Deployment to AWS Lambda requires some command-line magic - I created a Jenkins job that runs Leiningen, tests the code and deploys a new version to Lambda. There are some things that need configuring, mainly how much memory to reserve for the function (this correlates directly with how much you pay per function invocation as well). I found 384 Mb to be the lowest possible amount for my relatively simple data-crunching function. Lower than that and the function would simply hang and time out.
Since Lambda is somewhat of a black box execution environment, logging is crucial. Logs can be found in CloudWatch, but you have to remember to give the function an execution IAM role that is authorized to create log streams - the docs have more to say on that.
Your application will probably also need some configuration, maybe in the form of an API key or threadpool settings (yes, threadpools are fine to use with Lambda). Lambda unfortunately lacks support for environment variables similar to what other AWS deployment tools like Elastic Beanstalk and OpsWorks have, so you have to get a bit more creative.

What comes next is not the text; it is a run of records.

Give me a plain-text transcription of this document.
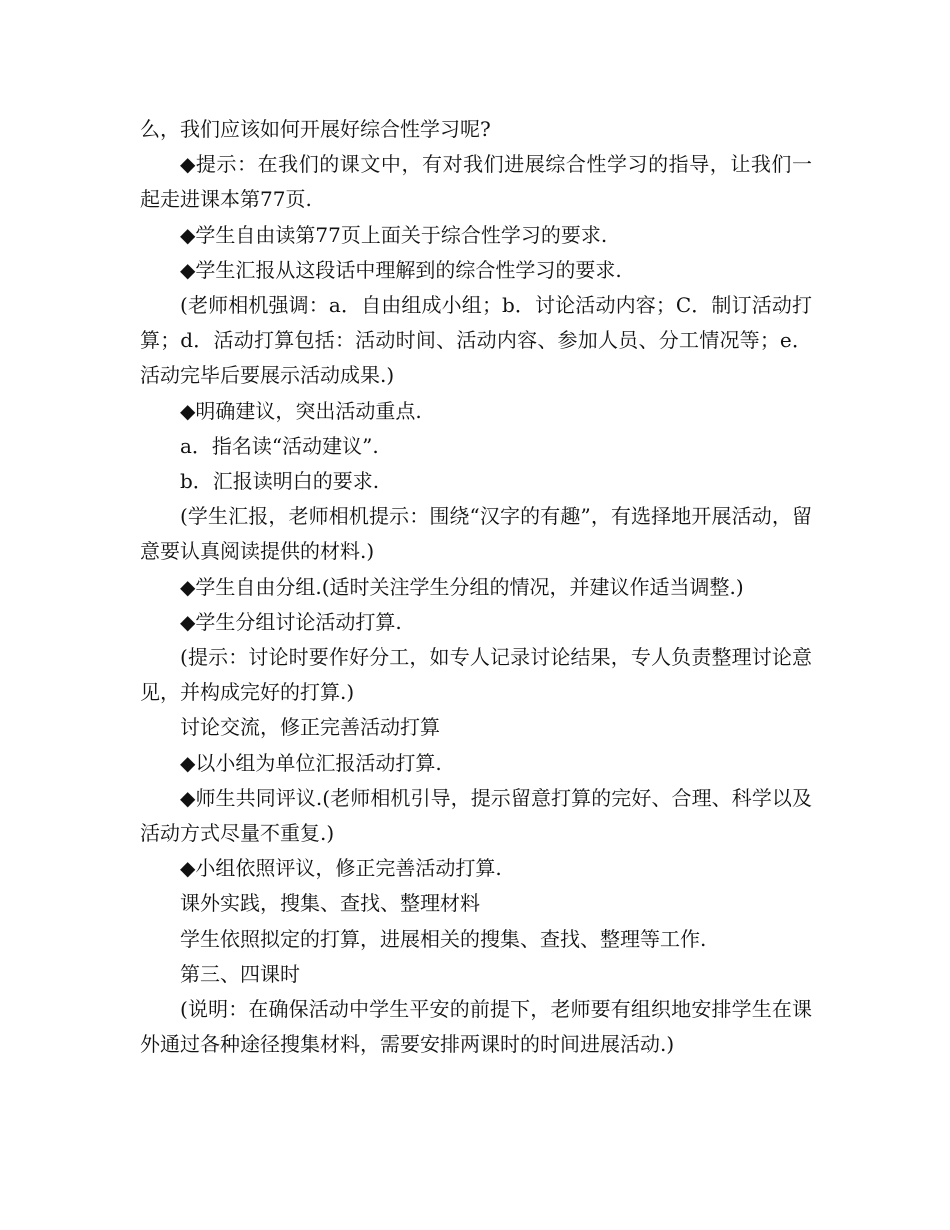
么，我们应该如何开展好综合性学习呢?

◆提示：在我们的课文中，有对我们进展综合性学习的指导，让我们一起走进课本第77页.

◆学生自由读第77页上面关于综合性学习的要求.

◆学生汇报从这段话中理解到的综合性学习的要求.

(老师相机强调：a．自由组成小组；b．讨论活动内容；C．制订活动打算；d．活动打算包括：活动时间、活动内容、参加人员、分工情况等；e．活动完毕后要展示活动成果.)

◆明确建议，突出活动重点.

a．指名读“活动建议”.

b．汇报读明白的要求.

(学生汇报，老师相机提示：围绕“汉字的有趣”，有选择地开展活动，留意要认真阅读提供的材料.)

◆学生自由分组.(适时关注学生分组的情况，并建议作适当调整.)

◆学生分组讨论活动打算.

(提示：讨论时要作好分工，如专人记录讨论结果，专人负责整理讨论意见，并构成完好的打算.)

讨论交流，修正完善活动打算

◆以小组为单位汇报活动打算.

◆师生共同评议.(老师相机引导，提示留意打算的完好、合理、科学以及活动方式尽量不重复.)

◆小组依照评议，修正完善活动打算.

课外实践，搜集、查找、整理材料

学生依照拟定的打算，进展相关的搜集、查找、整理等工作.

第三、四课时

(说明：在确保活动中学生平安的前提下，老师要有组织地安排学生在课外通过各种途径搜集材料，需要安排两课时的时间进展活动.)
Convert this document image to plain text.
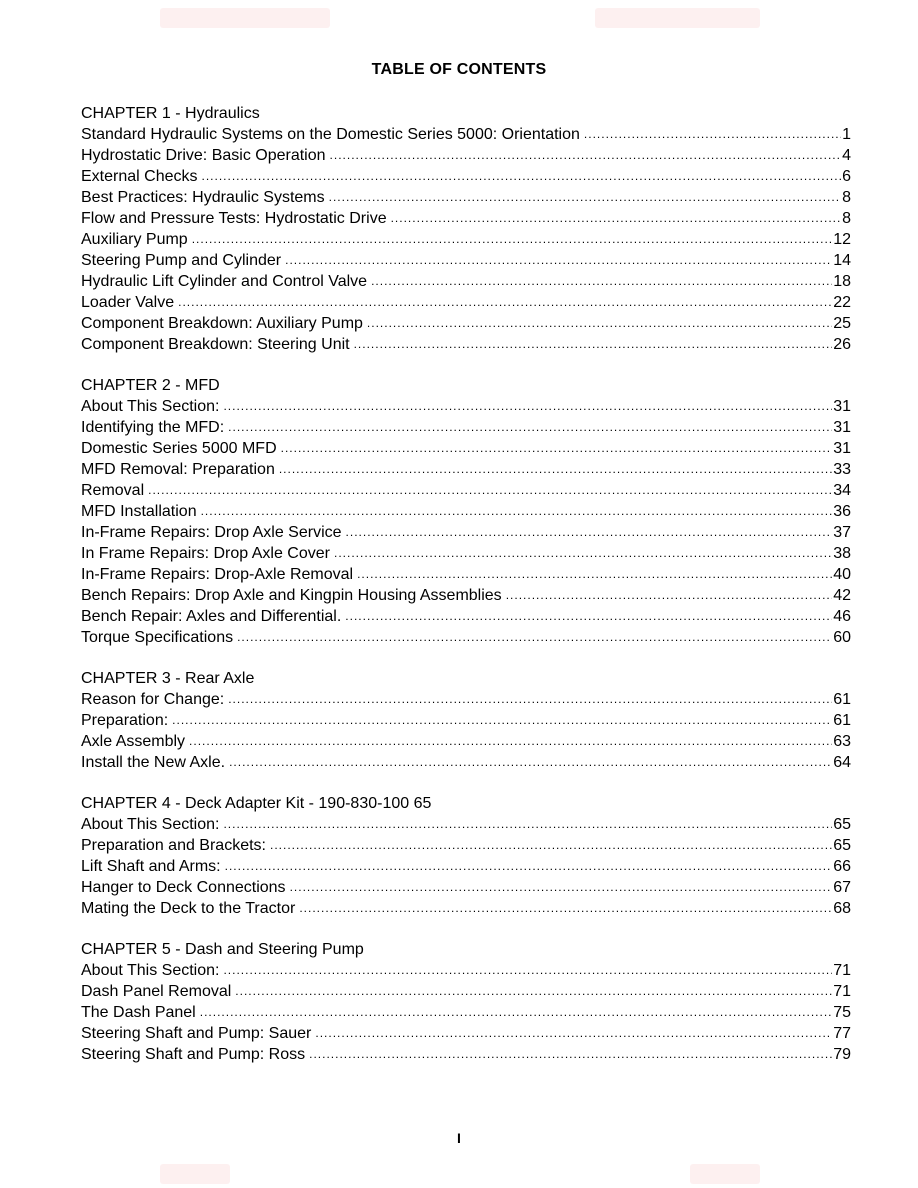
TABLE OF CONTENTS
CHAPTER 1 - Hydraulics
Standard Hydraulic Systems on the Domestic Series 5000: Orientation .....	1
Hydrostatic Drive: Basic Operation .....	4
External Checks .....	6
Best Practices: Hydraulic Systems .....	8
Flow and Pressure Tests: Hydrostatic Drive .....	8
Auxiliary Pump .....	12
Steering Pump and Cylinder .....	14
Hydraulic Lift Cylinder and Control Valve .....	18
Loader Valve .....	22
Component Breakdown: Auxiliary Pump .....	25
Component Breakdown: Steering Unit .....	26
CHAPTER 2 - MFD
About This Section: .....	31
Identifying the MFD: .....	31
Domestic Series 5000 MFD .....	31
MFD Removal: Preparation .....	33
Removal .....	34
MFD Installation .....	36
In-Frame Repairs: Drop Axle Service .....	37
In Frame Repairs: Drop Axle Cover .....	38
In-Frame Repairs: Drop-Axle Removal .....	40
Bench Repairs: Drop Axle and Kingpin Housing Assemblies .....	42
Bench Repair: Axles and Differential. .....	46
Torque Specifications .....	60
CHAPTER 3 - Rear Axle
Reason for Change: .....	61
Preparation: .....	61
Axle Assembly .....	63
Install the New Axle. .....	64
CHAPTER 4 - Deck Adapter Kit - 190-830-100 65
About This Section: .....	65
Preparation and Brackets: .....	65
Lift Shaft and Arms: .....	66
Hanger to Deck Connections .....	67
Mating the Deck to the Tractor .....	68
CHAPTER 5 - Dash and Steering Pump
About This Section: .....	71
Dash Panel Removal .....	71
The Dash Panel .....	75
Steering Shaft and Pump: Sauer .....	77
Steering Shaft and Pump: Ross .....	79
I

Usually, some setup that makes local development easy and while avoiding placing sensitive values in the source-code repository is a good way to go and I ended up using the immuconf library in combination with an S3 bucket. The blueprint for the configuration is a checked-in resources/config.edn
file, which can be overridden by both a file in an S3 bucket and a file that is available only locally:
(ns lambda-example.config
(:require [clojure.java.io :as io]
[amazonica.aws.s3 :refer [get-object]]
[immuconf.config :as conf]
[clojure.tools.logging :as log])
(:refer-clojure :exclude [get]))
(defn- base-config
[]
(io/resource "config.edn"))
(defn- s3-config
[]
(try
(:input-stream
(get-object
:bucket-name "my-config-bucket"
:key "production/config.edn"))
(catch Exception _
(log/warn "S3 config not available!"))))
(defn- local-config
[]
(when (.exists (io/as-file "local.edn")) "local.edn"))
(def config
(apply
conf/load
(filter
(partial not= nil)
[(base-config) (s3-config) (local-config)])))
Lambda functions are versatile in that they can be triggered by almost any type of event in the AWS universe. I opted for subscribing to an SNS topic, but you can also trigger functions based on for example changes in an S3 bucket or updates to a DynamoDB table.
The lambada library provides the necessary plumbing for actually executing your function in response to an AWS event.
AWS Lambda is a fun, versatile and cheap way of taking the functional programming paradigm one step further by having the function be the unit of deployment. Although there are some kinks such as the lack of environment variable support and restrictions with regards to RDS access, most problems can be worked around. The JVM startup time is a blocker for applications with real-time needs but not a problem for data-crunching background tasks.